Irish Taoiseach Micheal Martin said the centenary event was to try and understand the nation’s past, and acknowledged that the island of Ireland has “come a long way” since the tensions of 1921.

Unionists, on the other hand, will be celebrating that Northern Ireland has been a separate legal entity for a century in May 2021.

Republican party Sinn Fein has been slated for stirring up tensions around the special occasion.

Belfast publication, News Letter, claimed that the party even started an “unnecessary war of words” through similar comments first published last year.

The article claimed: “Unionist-dominated Mid and Antrim Council will surely not be the last council proposing to celebrate.

“There is nothing inflammatory or aggressive in such a proposal but when Sinn Fein issued a statement yesterday afternoon in the name of senior MLA Conor Murphy, it felt like the beginning of an unnecessary war of words that could last the best part of the next two-and-a-half years.”

READ MORE: Sinn Fein’s deputy almost ‘forced to quit’ by judge

News Letter hit back and alleged: “Sinn Fein has become expert at rewriting history on this island and we can expect much more of the same between now and May 2021.”

The Democratic Unionist Party (DUP)’s leader on Mid and East Antrim Council Alderman Gregg McKeen said that Northern Ireland had achieved a great deal in sport, industry, tourism and entertainment over the last century, and that’s what will be celebrated.

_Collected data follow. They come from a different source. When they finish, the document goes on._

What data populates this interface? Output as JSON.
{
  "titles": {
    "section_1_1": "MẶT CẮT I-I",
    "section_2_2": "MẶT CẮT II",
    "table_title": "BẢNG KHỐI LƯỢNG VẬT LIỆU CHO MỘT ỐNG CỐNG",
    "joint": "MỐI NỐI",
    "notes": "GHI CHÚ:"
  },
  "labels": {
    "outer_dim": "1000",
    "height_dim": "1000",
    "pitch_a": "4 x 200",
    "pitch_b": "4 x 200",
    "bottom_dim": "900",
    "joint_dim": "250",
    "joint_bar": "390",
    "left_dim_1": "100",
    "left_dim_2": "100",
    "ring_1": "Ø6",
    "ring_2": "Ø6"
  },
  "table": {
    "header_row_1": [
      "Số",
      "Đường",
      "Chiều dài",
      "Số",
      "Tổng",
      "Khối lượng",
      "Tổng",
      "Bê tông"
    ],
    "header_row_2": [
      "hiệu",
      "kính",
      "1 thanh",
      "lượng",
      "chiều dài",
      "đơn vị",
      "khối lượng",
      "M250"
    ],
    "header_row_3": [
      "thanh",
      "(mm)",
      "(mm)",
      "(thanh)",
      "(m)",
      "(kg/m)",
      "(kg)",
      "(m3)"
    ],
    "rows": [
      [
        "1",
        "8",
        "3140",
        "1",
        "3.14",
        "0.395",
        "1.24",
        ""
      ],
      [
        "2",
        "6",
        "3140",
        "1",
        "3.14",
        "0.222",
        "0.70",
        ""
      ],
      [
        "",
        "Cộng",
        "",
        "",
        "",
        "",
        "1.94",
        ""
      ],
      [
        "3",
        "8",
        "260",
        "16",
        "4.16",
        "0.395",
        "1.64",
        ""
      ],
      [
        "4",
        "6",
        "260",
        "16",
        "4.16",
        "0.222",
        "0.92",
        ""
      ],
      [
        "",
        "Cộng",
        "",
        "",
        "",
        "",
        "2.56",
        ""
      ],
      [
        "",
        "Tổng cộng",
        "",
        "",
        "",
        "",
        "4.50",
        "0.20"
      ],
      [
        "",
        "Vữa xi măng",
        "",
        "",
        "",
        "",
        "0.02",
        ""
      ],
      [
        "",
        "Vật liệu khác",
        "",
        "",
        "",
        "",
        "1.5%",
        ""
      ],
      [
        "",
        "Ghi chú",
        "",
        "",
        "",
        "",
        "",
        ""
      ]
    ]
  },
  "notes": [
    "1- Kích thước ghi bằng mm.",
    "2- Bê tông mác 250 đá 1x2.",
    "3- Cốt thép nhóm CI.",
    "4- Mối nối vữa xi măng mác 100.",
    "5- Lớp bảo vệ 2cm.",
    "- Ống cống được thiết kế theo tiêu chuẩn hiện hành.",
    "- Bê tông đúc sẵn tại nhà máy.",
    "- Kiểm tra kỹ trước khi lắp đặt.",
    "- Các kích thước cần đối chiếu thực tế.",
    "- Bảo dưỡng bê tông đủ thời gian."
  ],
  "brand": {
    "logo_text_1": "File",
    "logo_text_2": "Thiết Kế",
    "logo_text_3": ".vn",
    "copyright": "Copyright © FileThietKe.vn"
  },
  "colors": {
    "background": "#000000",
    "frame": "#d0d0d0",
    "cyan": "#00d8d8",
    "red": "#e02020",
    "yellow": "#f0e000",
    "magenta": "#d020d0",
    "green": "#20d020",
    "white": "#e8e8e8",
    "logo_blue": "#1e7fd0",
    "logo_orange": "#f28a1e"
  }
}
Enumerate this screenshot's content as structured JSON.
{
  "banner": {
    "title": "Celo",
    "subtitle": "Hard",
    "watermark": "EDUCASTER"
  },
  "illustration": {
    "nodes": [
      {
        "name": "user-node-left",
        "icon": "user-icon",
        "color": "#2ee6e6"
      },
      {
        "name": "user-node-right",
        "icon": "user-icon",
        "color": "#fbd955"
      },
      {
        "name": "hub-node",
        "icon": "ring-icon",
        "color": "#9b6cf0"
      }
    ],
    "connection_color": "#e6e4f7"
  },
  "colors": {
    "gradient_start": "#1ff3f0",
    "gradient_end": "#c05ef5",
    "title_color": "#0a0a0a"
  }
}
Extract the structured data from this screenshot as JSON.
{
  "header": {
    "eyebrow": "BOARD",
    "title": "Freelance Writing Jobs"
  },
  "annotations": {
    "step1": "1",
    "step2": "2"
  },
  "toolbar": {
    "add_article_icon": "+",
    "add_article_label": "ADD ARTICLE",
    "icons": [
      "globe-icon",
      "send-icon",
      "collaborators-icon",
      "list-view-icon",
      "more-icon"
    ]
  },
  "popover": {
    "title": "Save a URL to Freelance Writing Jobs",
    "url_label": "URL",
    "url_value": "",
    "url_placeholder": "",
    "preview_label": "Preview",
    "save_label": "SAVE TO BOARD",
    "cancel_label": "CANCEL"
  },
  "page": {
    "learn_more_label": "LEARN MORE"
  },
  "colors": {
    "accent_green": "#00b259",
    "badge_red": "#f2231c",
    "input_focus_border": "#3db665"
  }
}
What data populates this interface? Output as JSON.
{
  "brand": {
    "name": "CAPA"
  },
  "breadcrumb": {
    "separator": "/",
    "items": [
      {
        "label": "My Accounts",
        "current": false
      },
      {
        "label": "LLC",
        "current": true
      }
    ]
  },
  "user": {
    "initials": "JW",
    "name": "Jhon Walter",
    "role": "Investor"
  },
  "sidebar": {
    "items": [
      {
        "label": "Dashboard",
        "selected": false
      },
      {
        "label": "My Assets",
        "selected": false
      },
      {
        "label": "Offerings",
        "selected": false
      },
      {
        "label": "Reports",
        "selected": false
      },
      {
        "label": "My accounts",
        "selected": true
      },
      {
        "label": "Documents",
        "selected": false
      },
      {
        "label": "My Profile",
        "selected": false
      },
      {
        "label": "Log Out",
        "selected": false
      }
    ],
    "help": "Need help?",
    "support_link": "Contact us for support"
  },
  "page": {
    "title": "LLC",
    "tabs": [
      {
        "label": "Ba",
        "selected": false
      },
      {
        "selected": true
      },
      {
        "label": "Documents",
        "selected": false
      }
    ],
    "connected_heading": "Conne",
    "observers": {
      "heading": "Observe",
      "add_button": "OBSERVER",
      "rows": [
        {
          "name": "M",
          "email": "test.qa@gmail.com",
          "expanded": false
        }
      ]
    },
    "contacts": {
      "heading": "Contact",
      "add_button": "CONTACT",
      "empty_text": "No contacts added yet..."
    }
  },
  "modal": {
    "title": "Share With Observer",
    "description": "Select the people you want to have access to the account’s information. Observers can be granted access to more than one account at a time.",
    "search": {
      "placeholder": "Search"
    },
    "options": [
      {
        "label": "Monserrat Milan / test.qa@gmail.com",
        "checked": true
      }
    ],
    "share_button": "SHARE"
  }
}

Republicanism is a growing concern within the UK especially after Sinn Fein secured 37 seats — only one less than the largest party in the Dail, Fianna Fail — in the Irish general election earlier this year.

Unionism lost its Stormont majority in 2017, meaning the Northern Ireland Assembly is in a power-sharing agreement between the DUP and Sinn Fein.

Border poll discussions are also becoming increasingly intense and Ms O’Neill even claimed there would be a united Ireland within the next ten years recently.

However, as political commentator Sam McBride claimed in iNews back in 2018: “If Sinn Fein is serious about winning a border poll in the short to medium term, it needs to persuade unionists that they would be respected within a united Ireland.”